Нечай идет по Рядку, и все вокруг, конечно, принимают его за проезжего. Дома здесь словно стали меньше ростом, зато подросли деревья. Вот эта рябинка пятнадцать лет назад была тонкой, как девичья рука. А теперь поднимается над крышей трактира и бьется ветвями в чердачное окно. Нечай не смотрит на чужие дома, он сворачивает на улицу, ведущую в поле, за которым зеленеет лес. Еще немного. Сладкая, щемящая, поскуливающая тоска тычется в живот слепым щенком, и хочется бежать вперед и кричать от радости, или замереть, задержав дыхание.
Яблони положили тяжелые ветви на забор и подставляют солнцу бока белых, блестящих яблок. Нечай берется за кольцо калитки и застывает на секунду, сглатывая слюну. Калитка открывается бесшумно, мама стоит на ступеньках крыльца и смотрит на него сверху вниз. И он не сразу замечает, какого она маленького роста.
– Мама, – говорит он тихо-тихо, словно боясь этого слова, и перешагивает через порог.
Но она узнает его раньше, чем он успевает это сказать.
– Нечай… – шепчет она и неуклюже бежит по ступенькам вниз, и он едва успевает подхватить ее под локти, чтоб она не упала.
– Мама, это я, – говорит он, – мама, это я… это я.
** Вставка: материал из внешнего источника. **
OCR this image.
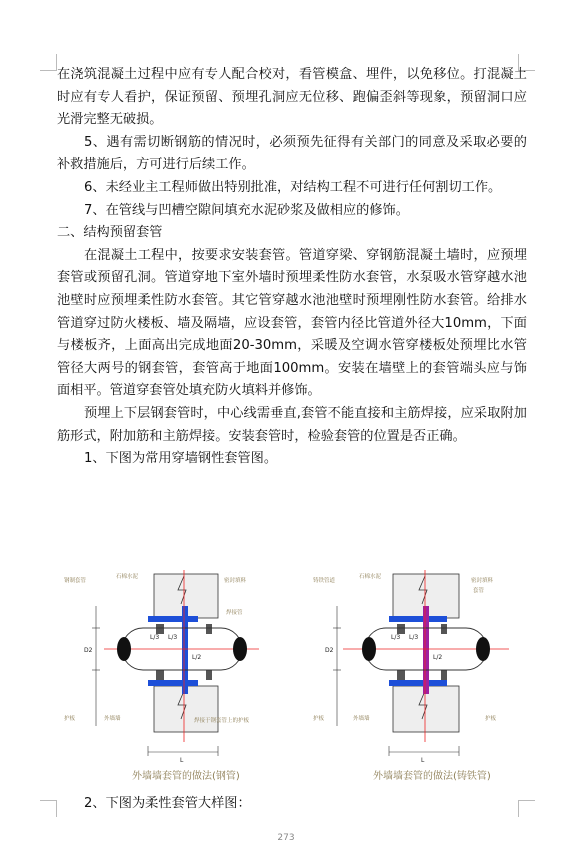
在浇筑混凝土过程中应有专人配合校对，看管模盒、埋件，以免移位。打混凝土时应有专人看护，保证预留、预埋孔洞应无位移、跑偏歪斜等现象，预留洞口应光滑完整无破损。

5、遇有需切断钢筋的情况时，必须预先征得有关部门的同意及采取必要的补救措施后，方可进行后续工作。

6、未经业主工程师做出特别批准，对结构工程不可进行任何割切工作。

7、在管线与凹槽空隙间填充水泥砂浆及做相应的修饰。

二、结构预留套管

在混凝土工程中，按要求安装套管。管道穿梁、穿钢筋混凝土墙时，应预埋套管或预留孔洞。管道穿地下室外墙时预埋柔性防水套管，水泵吸水管穿越水池池壁时应预埋柔性防水套管。其它管穿越水池池壁时预埋刚性防水套管。给排水管道穿过防火楼板、墙及隔墙，应设套管，套管内径比管道外径大10mm，下面与楼板齐，上面高出完成地面20-30mm，采暖及空调水管穿楼板处预埋比水管管径大两号的钢套管，套管高于地面100mm。安装在墙壁上的套管端头应与饰面相平。管道穿套管处填充防火填料并修饰。

预埋上下层钢套管时，中心线需垂直,套管不能直接和主筋焊接，应采取附加筋形式，附加筋和主筋焊接。安装套管时，检验套管的位置是否正确。

1、下图为常用穿墙钢性套管图。

钢制套管
石棉水泥
密封填料
焊接管
护板	外墙墙	焊接于钢套管上的护板
L/3 L/3
L/2
D2
L
外墙墙套管的做法(钢管)
铸铁管道
石棉水泥
密封填料
套管
护板	外墙墙	护板
L/3 L/3
L/2
D2
L
外墙墙套管的做法(铸铁管)
2、下图为柔性套管大样图：
273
Вот пришел…
Какой счастливый сон… Нечай тысячу раз видел этот сон. Он тысячу раз просыпался под армяком, свернувшийся в клубок, и этот сон причинял ему невыносимую боль. Он шел к этому сну столько лет, и он дошел до него.
Мама рассказала ему потом, что в тот день ждала его с самого утра. Стояла на крыльце и ждала. Пятнадцать лет, год за годом, она представляла себе, как он растет, как из мальчика становится юношей, мужчиной. Ей этот сон тоже снился тысячу раз. Как открывается калитка, и во двор заходит ее младший сын. Высокий, взрослый, бородатый…
К ночи раны загорелись, заныли, и Нечай, выспавшись днем, никак не мог удобно улечься, то ему было холодно, то колючий тулуп жег спину, то его разбирал кашель, то хотелось пить. Мама вставала, но он отправлял ее спать, только она все равно не спала, прислушиваясь к его дыханию и готовая в любую минуту бежать на помощь. Уснул он под утро, измученный и изрядно приунывший. И тогда увидел этот счастливый сон.